Ma anche «Al mio segnale scatenate l'inferno»
«L'avrò ripetuta miliardi di volte, ma mi fa piacere. Anni fa c'erano signore che al bar chiedevano a Ferruccio Amendola la frase degli Intoccabili Sei solo chiacchiere e distintivo. Gli dissi: arrivare alla gente solo con la voce è grandioso. Mi rispose: succederà anche a te».
Avrebbe avuto lo stesso successo quella frase in originale: «Al mio segnale scatenate i cani»?
«A Ridley Scott è piaciuta così tanto che ha cambiato la versione originale. Il doppiaggio ha migliorato l'originale».
Perché tutte queste cattiverie su voi doppiatori, che siete i migliori del mondo?
«Per ignoranza. Il cinema italiano è diventato grande grazie al doppiaggio. Sergio Leone quando entrava in sala di doppiaggio diceva: adesso cominciamo a fare il film...».
Scrive: «Non si doppia solo con la voce, ma con il cuore, con la testa e con la vita». E questo algoritmo che imita la vostra voce e doppia i film?

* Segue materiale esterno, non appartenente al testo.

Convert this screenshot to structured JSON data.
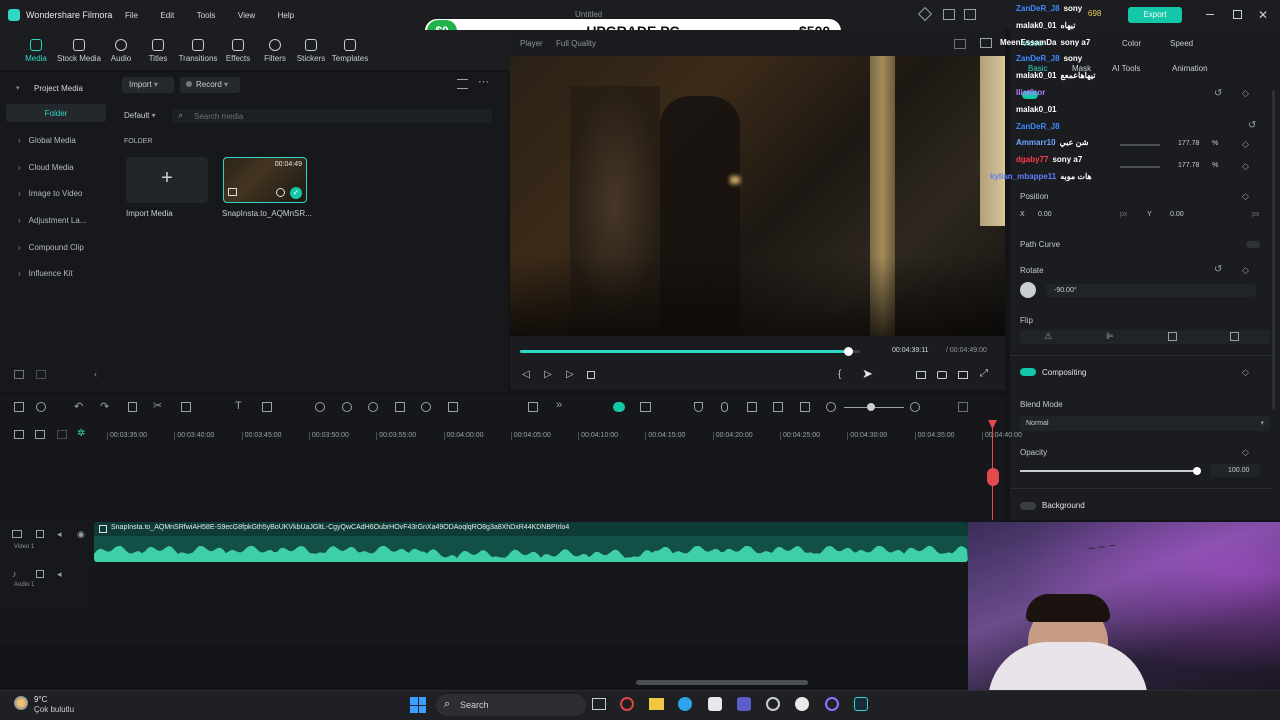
{
  "app": {
    "name": "Wondershare Filmora",
    "menu": [
      "File",
      "Edit",
      "Tools",
      "View",
      "Help"
    ],
    "doc_title": "Untitled",
    "export_label": "Export",
    "coins": "698"
  },
  "banner": {
    "left": "$0",
    "center": "UPGRADE PC",
    "right": "$500"
  },
  "toolbar": [
    "Media",
    "Stock Media",
    "Audio",
    "Titles",
    "Transitions",
    "Effects",
    "Filters",
    "Stickers",
    "Templates"
  ],
  "sidebar": {
    "header": "Project Media",
    "folder": "Folder",
    "items": [
      "Global Media",
      "Cloud Media",
      "Image to Video",
      "Adjustment La...",
      "Compound Clip",
      "Influence Kit"
    ]
  },
  "media_panel": {
    "import_label": "Import",
    "record_label": "Record",
    "sort_label": "Default",
    "search_placeholder": "Search media",
    "folder_label": "FOLDER",
    "import_tile_label": "Import Media",
    "clip_name": "SnapInsta.to_AQMnSR...",
    "clip_duration": "00:04:49"
  },
  "preview": {
    "tab_player": "Player",
    "tab_quality": "Full Quality",
    "current_time": "00:04:39:11",
    "total_time": "/ 00:04:49:00",
    "progress": 0.965
  },
  "props": {
    "tabs": [
      "Video",
      "Color",
      "Speed"
    ],
    "subtabs": [
      "Basic",
      "Mask",
      "AI Tools",
      "Animation"
    ],
    "scale_x": "177.78",
    "scale_y": "177.78",
    "percent": "%",
    "position_label": "Position",
    "x_label": "X",
    "x_value": "0.00",
    "y_label": "Y",
    "y_value": "0.00",
    "px_unit": "px",
    "path_curve_label": "Path Curve",
    "rotate_label": "Rotate",
    "rotate_value": "-90.00°",
    "flip_label": "Flip",
    "compositing_label": "Compositing",
    "blend_mode_label": "Blend Mode",
    "blend_mode_value": "Normal",
    "opacity_label": "Opacity",
    "opacity_value": "100.00",
    "background_label": "Background"
  },
  "timeline": {
    "ticks": [
      "00:03:35:00",
      "00:03:40:00",
      "00:03:45:00",
      "00:03:50:00",
      "00:03:55:00",
      "00:04:00:00",
      "00:04:05:00",
      "00:04:10:00",
      "00:04:15:00",
      "00:04:20:00",
      "00:04:25:00",
      "00:04:30:00",
      "00:04:35:00",
      "00:04:40:00"
    ],
    "clip_title": "SnapInsta.to_AQMnSRfwiAH58E-S9ecG8fpkGth5yBoUKVkbUaJGltL-CgyQwCAdH6OubrHOvF43rGnXa49ODAoqlqRO8g3a8XhDxR44KDNBPIrlo4",
    "video_track_label": "Video 1",
    "audio_track_label": "Audio 1"
  },
  "chat": [
    {
      "user": "ZanDeR_J8",
      "msg": "sony",
      "color": "#3b8cff"
    },
    {
      "user": "malak0_01",
      "msg": "تيهاه",
      "color": "#ffffff"
    },
    {
      "user": "MeenEssamDa",
      "msg": "sony a7",
      "color": "#ffffff"
    },
    {
      "user": "ZanDeR_J8",
      "msg": "sony",
      "color": "#3b8cff"
    },
    {
      "user": "malak0_01",
      "msg": "تيهاهاعمعع",
      "color": "#ffffff"
    },
    {
      "user": "Iliat0ror",
      "msg": "",
      "color": "#b07cff"
    },
    {
      "user": "malak0_01",
      "msg": "",
      "color": "#ffffff"
    },
    {
      "user": "ZanDeR_J8",
      "msg": "",
      "color": "#3b8cff"
    },
    {
      "user": "Ammarr10",
      "msg": "شن عبي",
      "color": "#6fa7ff"
    },
    {
      "user": "dgaby77",
      "msg": "sony a7",
      "color": "#ff3b4a"
    },
    {
      "user": "kylian_mbappe11",
      "msg": "هات موبه",
      "color": "#5f7dff"
    }
  ],
  "taskbar": {
    "temp": "9°C",
    "weather": "Çok bulutlu",
    "search_label": "Search"
  }
}
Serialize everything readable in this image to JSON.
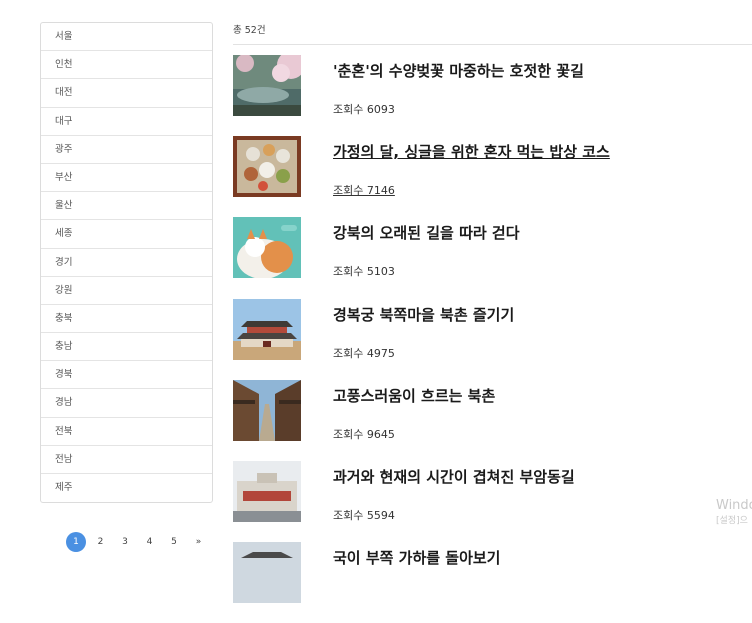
{
  "sidebar": {
    "items": [
      "서울",
      "인천",
      "대전",
      "대구",
      "광주",
      "부산",
      "울산",
      "세종",
      "경기",
      "강원",
      "충북",
      "충남",
      "경북",
      "경남",
      "전북",
      "전남",
      "제주"
    ]
  },
  "pagination": {
    "pages": [
      "1",
      "2",
      "3",
      "4",
      "5"
    ],
    "next_label": "»",
    "active": "1"
  },
  "main": {
    "count_label": "총 52건",
    "items": [
      {
        "title": "'춘혼'의 수양벚꽃 마중하는 호젓한 꽃길",
        "views": "조회수 6093"
      },
      {
        "title": "가정의 달, 싱글을 위한 혼자 먹는 밥상 코스",
        "views": "조회수 7146"
      },
      {
        "title": "강북의 오래된 길을 따라 걷다",
        "views": "조회수 5103"
      },
      {
        "title": "경복궁 북쪽마을 북촌 즐기기",
        "views": "조회수 4975"
      },
      {
        "title": "고풍스러움이 흐르는 북촌",
        "views": "조회수 9645"
      },
      {
        "title": "과거와 현재의 시간이 겹쳐진 부암동길",
        "views": "조회수 5594"
      },
      {
        "title": "국이 부쪽 가하를 돌아보기",
        "views": ""
      }
    ]
  },
  "watermark": {
    "line1": "Windo",
    "line2": "[설정]으"
  },
  "colors": {
    "accent": "#4a90e2"
  }
}
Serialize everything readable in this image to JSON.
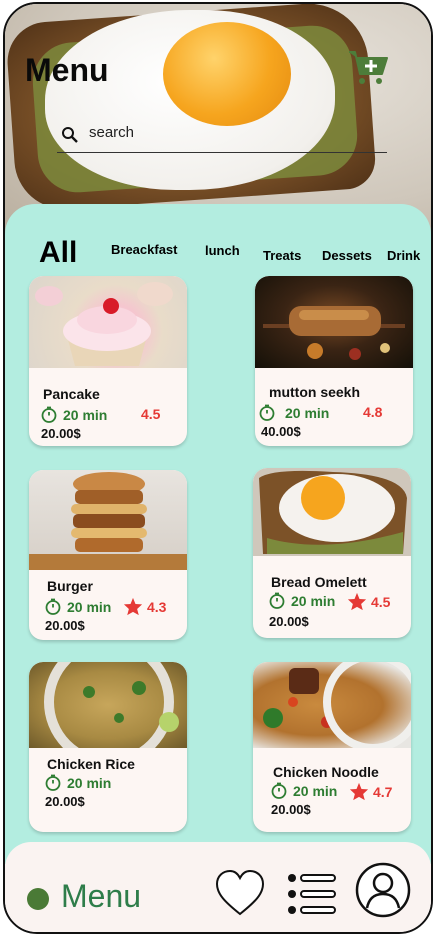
{
  "header": {
    "title": "Menu",
    "search_placeholder": "search",
    "cart_icon": "cart-add-icon"
  },
  "categories": {
    "active": "All",
    "items": [
      "Breackfast",
      "lunch",
      "Treats",
      "Dessets",
      "Drink"
    ]
  },
  "menu_items": [
    {
      "name": "Pancake",
      "time": "20 min",
      "rating": "4.5",
      "rating_star": false,
      "price": "20.00$"
    },
    {
      "name": "mutton seekh",
      "time": "20 min",
      "rating": "4.8",
      "rating_star": false,
      "price": "40.00$"
    },
    {
      "name": "Burger",
      "time": "20 min",
      "rating": "4.3",
      "rating_star": true,
      "price": "20.00$"
    },
    {
      "name": "Bread Omelett",
      "time": "20 min",
      "rating": "4.5",
      "rating_star": true,
      "price": "20.00$"
    },
    {
      "name": "Chicken Rice",
      "time": "20 min",
      "rating": "",
      "rating_star": false,
      "price": "20.00$"
    },
    {
      "name": "Chicken Noodle",
      "time": "20 min",
      "rating": "4.7",
      "rating_star": true,
      "price": "20.00$"
    }
  ],
  "bottom_nav": {
    "label": "Menu",
    "icons": [
      "heart-icon",
      "list-icon",
      "profile-icon"
    ]
  },
  "colors": {
    "panel": "#b3ede0",
    "accent_green": "#2e7d32",
    "rating_red": "#e53935"
  }
}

«Ho sentito la mia voce campionata: più o meno ci siamo. Ma una macchina, per quanto perfetta, dentro non ha niente, la vita non ce l'ha. E il cinema senza la vita è morto».
Ha incontrato Russell Crowe?
«Nel 2005. Mi disse: sono a Roma solo due giorni e voglio vederla di notte. Gli mostrai la Roma imperiale, aveva gli occhi fuori dalle orbite. Ma sapeva tutto della città, mi raccontava persino la storia di ogni colonna. A me che so' de Ostia»
Si farà il Gladiatore 2...
«Spero di no, è un cult perché è unico. Tentarono la stessa operazione con Il Corvo ma fu un disastro. E io mi rifiutai di doppiarlo».
Quando ha scatenato l'inferno?
«Quando sono andato in Brasile a prendermi mia moglie Gaia. Lasciai un lavoro a metà fingendo un casting con Anthony Hopkins. Ma tornai vincitore».
Chi è stato più Gladiatore: suo papà o sua mamma?
«Tutti e due. Mio padre ha dovuto lottare contro la famiglia di mia madre che gli ha rovinato la carriera, facendolo persino finire in galera. Mia madre ha cresciuto tre bambini dopo la morte di papà con niente, contro tutto e tutti».
Non riuscì a salutarla però, quando se ne è andata
«Recitavo a teatro e lei moriva. Arrivai tardi: è il più grande rimpianto della mia vita».
Ha fatto il camionista, il bagnino, il restauratore, il bibitaro. Ha rischiato la vita in Afghanistan. Ai ragazzi che dicono Ci hanno rubato il futuro cos'ha da dire?
«Che il futuro te lo devi andare a prendere. Il futuro la mia generazione se l'è conquistato, nessuno ci ha regalato niente. Da una generazione che ha lottato per farcela hai solo da imparare».
Non era facile la vita dell'attore ieri, non lo è oggi.
«I set hanno ripreso a lavorare ma il problema grosso è il teatro: è fermo da 13 mesi e per ripartire ha bisogno di programmazione, non di via libera a caso. Ci vogliono mesi per fare i calendari, non puoi dire li apriamo tra 20 giorni o a settembre perché così lo ammazzi. Il ministro Franceschini è un uomo intelligente, ma forse non conosce il nostro settore e bisogna che qualcuno glielo spieghi. C'è gente disperata che non merita improvvisazioni».
Avrà la sua vendetta in questa vita o nell'altra o è un uomo in pace con te stesso
«Il lavoro mi ha appagato. Mi spaventa invece il futuro dei miei figli. Non vedo orizzonti, una politica che abbia una visione, uomini capaci di guidare i cambiamenti, la tecnologia che governa le nostre vite. Sa cosa mi manca?».
Mi dica
«Da ragazzo quando uscivi di casa nessuno sapeva più niente di te. Oggi che tutti sappiano dove sei e cosa fai non le pare un inferno?».